There’s one obstacle to the brand’s survival that no one could have foreseen back in the 1930s: Google, the world’s most popular internet search engine by far, disregards words like “where” and “how” in searches because they typically “carry very little useful information and slow down the process,” according to one online search expert. 

When your brand name is a word that’s omitted from online searches, it clearly presents problems. A quick Google search reinforces this theory, since searching “Where Magazine” turns up no current content from any market and, Wikipedia included, very little background information about the publications that were once ubiquitous in hotel lobbies in major cities around the globe.

That unfortunate circumstance no doubt led Morris Communications to rebranded Where as WhereTraveler in April 2019, the same time it transitioned the publication to digest size. But the change was too little, too late. Later that year, Morris sold off the majority of its WhereTraveler markets along with accompanying website. The company only kept titles in New Orleans, St. Louis and several cities in Florida.

Now, for anyone curious to see back issues of WhereTraveler New Orleans, a visit to the Historic New Orleans Collection will soon be the only way to go. Staffers from the museum are picking up an archive of back issues from the publication’s Royal Street office this week.

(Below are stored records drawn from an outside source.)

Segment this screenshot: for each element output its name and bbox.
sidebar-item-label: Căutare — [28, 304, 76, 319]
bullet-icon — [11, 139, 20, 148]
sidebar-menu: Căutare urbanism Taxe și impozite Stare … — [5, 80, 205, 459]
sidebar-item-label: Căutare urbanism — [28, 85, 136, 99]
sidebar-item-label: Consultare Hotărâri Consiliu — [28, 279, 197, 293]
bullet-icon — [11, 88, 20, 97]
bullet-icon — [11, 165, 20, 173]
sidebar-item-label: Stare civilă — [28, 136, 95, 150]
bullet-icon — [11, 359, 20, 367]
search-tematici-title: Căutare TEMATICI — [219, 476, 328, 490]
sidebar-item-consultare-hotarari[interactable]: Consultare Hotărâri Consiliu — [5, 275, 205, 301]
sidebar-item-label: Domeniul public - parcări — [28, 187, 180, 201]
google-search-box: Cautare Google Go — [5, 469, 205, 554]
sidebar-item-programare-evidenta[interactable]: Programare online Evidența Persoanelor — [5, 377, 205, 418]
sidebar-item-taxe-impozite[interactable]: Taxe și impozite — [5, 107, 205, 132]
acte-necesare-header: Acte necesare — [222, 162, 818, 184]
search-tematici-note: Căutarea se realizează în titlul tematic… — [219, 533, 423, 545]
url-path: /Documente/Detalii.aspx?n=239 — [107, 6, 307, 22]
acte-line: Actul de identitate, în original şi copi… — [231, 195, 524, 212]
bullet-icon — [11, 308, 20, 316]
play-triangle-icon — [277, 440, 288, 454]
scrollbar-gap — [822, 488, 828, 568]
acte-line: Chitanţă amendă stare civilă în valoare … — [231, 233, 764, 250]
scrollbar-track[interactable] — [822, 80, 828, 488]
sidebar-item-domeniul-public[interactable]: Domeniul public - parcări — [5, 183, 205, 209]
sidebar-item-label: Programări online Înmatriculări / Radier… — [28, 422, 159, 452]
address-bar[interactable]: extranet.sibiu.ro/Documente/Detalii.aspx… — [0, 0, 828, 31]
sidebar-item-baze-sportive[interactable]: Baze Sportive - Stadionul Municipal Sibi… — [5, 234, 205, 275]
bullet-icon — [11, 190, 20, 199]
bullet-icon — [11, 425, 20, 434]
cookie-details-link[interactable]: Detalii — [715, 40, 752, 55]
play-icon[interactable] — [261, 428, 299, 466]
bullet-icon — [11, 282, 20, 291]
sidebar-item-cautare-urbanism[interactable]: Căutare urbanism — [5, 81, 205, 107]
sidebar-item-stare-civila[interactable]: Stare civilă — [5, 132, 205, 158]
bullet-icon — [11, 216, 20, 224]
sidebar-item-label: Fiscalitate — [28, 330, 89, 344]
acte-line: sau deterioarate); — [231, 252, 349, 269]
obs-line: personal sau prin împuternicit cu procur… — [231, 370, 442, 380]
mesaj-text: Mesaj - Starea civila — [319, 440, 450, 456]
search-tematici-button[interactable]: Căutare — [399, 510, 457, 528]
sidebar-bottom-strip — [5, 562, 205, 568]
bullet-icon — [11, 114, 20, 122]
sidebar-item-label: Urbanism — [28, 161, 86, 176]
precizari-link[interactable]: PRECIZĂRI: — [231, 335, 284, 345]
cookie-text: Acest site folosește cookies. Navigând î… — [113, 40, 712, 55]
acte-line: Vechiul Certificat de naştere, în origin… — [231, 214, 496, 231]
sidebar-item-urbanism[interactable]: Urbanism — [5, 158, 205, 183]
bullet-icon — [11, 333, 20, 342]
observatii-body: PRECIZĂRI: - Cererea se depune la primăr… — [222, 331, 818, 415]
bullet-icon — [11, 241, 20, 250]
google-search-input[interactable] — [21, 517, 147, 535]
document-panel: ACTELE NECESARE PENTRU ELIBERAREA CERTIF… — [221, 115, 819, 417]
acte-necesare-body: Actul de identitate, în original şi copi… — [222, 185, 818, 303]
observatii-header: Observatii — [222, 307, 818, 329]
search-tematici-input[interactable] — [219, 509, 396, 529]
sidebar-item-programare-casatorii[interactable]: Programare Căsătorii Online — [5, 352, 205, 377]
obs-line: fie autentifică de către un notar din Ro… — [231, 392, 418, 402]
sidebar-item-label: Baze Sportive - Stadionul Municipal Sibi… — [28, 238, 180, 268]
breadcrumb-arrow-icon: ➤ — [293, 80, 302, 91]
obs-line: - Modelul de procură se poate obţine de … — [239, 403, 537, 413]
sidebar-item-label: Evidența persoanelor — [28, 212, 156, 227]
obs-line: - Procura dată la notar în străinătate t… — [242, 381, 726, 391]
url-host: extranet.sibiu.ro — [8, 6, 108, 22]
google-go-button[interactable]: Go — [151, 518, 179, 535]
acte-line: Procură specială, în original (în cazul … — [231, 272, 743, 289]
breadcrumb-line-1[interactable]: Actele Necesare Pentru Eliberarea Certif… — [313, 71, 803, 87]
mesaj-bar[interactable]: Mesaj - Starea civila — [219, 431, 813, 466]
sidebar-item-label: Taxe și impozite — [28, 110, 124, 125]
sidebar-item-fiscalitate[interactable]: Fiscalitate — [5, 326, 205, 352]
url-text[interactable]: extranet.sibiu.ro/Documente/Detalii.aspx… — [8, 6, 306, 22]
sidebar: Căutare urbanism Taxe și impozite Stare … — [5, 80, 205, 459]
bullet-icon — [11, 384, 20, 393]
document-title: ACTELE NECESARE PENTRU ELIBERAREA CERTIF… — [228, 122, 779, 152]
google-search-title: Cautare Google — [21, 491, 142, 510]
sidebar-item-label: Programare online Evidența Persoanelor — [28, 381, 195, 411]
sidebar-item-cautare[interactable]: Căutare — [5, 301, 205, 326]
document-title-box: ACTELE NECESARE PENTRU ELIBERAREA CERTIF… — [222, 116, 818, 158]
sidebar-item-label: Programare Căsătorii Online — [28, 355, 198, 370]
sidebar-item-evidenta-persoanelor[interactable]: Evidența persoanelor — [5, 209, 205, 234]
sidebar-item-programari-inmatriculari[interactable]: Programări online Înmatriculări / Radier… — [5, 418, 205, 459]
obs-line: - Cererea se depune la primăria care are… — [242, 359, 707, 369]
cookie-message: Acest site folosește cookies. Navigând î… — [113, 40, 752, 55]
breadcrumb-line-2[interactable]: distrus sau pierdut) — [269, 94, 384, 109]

“The archive is going to live on,” said Brantley. “It shows the legacy of the hospitality industry in New Orleans. In 1968, we started as a weekly, and it was really just movie listings and that sort of thing. A pamphlet almost. By the 1970s, we started doing feature stories. In the 2000s, when Kevin Allman was the editor, we got into a lot more features.”

For Brantley, it’s time to help secure the archive, clean out the office and then plan his next chapter. So he can be forgiven for feeling a little nostalgic when reflecting on the last quarter century.

“I lived here for a little bit when I was a kid but but coming back as an adult was a chance to learn about and really embrace New Orleans,” he said. “There’s so much history, and so many stories and traditions. I love this place and I hope it came through in my writing.”